Lesson 7 : ADF Introduction *** Difference between ADF Version 1 and Version 2 *** DataFlows and Power Query as new features in Version 2 *** DataFlows are for Data Transformations *** Power Query is for Data Preperations and Data Wrangling Activities *** Building Blocks of ADF *** pipeline *** activity *** DataSets *** Linked Service *** Integration Runtime *** Auto Integration RunTime *** Self Hosted Integration Runtime *** SSIS Integration RunTime
ADF session 7 notes:
--------------------
ADF --> Azure data factory.
--> is a cloud data orchestration service (in general, we call it as cloud etl/elt ).
ADF has two versions:
1. version 1 ---> extract and load operations available.
to perform transformation additional azure services are used.
1. hdinsights (hadoop framework in azure cloud)
--> Pig( is a dataflow language-- to perform tranformations)
---> Mapreduce
2. azure functions ( c# coding is used)
3. stored procedures (to process structured data), etc
4. databricks (spark --> scala/python/R/sql)
2. version 2.
---> dataflows ---> are used to perform tranformations( zero coding)

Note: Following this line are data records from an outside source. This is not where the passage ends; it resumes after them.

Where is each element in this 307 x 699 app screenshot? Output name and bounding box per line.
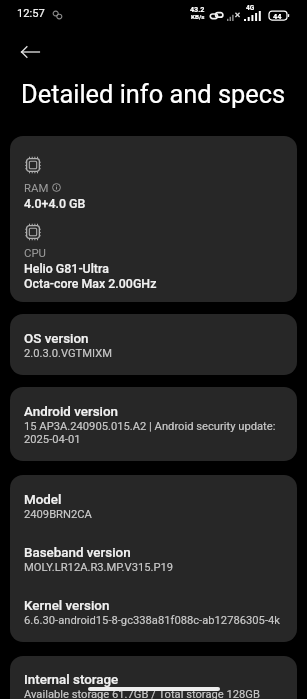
staticText: Model [24,492,62,508]
staticText: KB/s [191,13,205,20]
staticText: 15 AP3A.240905.015.A2 | Android security… [24,420,276,433]
staticText: 4G [246,4,255,12]
staticText: OS version [24,331,89,347]
staticText: Internal storage [24,672,119,688]
staticText: Kernel version [24,598,110,614]
staticText: Available storage 61.7GB / Total storage… [24,688,260,699]
button[interactable]: Android version [10,387,297,461]
staticText: 44 [273,12,282,21]
staticText: CPU [24,246,46,259]
button[interactable]: Back [13,35,47,69]
staticText: Octa-core Max 2.00GHz [24,276,157,291]
staticText: 12:57 [17,7,45,20]
button[interactable]: Model [10,475,297,642]
staticText: 6.6.30-android15-8-gc338a81f088c-ab12786… [24,614,280,627]
staticText: 2409BRN2CA [24,508,92,521]
staticText: Detailed info and specs [21,79,286,109]
staticText: MOLY.LR12A.R3.MP.V315.P19 [24,561,174,574]
staticText: 2025-04-01 [24,433,81,446]
staticText: Helio G81-Ultra [24,261,109,276]
staticText: 43.2 [190,5,205,13]
staticText: Baseband version [24,545,131,561]
button[interactable]: OS version [10,314,297,375]
button[interactable]: Internal storage [10,656,297,699]
button[interactable]: RAM [10,136,297,302]
staticText: 4.0+4.0 GB [24,196,86,211]
staticText: Android version [24,404,119,420]
staticText: 2.0.3.0.VGTMIXM [24,347,112,360]
staticText: RAM [24,181,49,194]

--->powerquery ---> used for data preperations(data wranlging )
with adf 2 ---> extract load and trasform.
extract and load is done adf pipeline core activity.
all tranformations are done with "DataFlows"
Buiding Blocks of ADF:
----------------------
1. pipelines
2. activities
3. datasets
4. linked services
5. integration runtime
1. pipeline:--->
is set of sequence of activities.
(control flow of activities)
2. activity:?
---> is an operation on data/data object
3. dataset ?
dataset is snapshot/alias of phisical data object
---> is pointer to physical data object.
oracle--> db name : salesdb ---> table : sales
azure data lake ---> container : mydata
storage account : mydatalake
task1:
extract data from sales table and dump into azure datalake (mydata)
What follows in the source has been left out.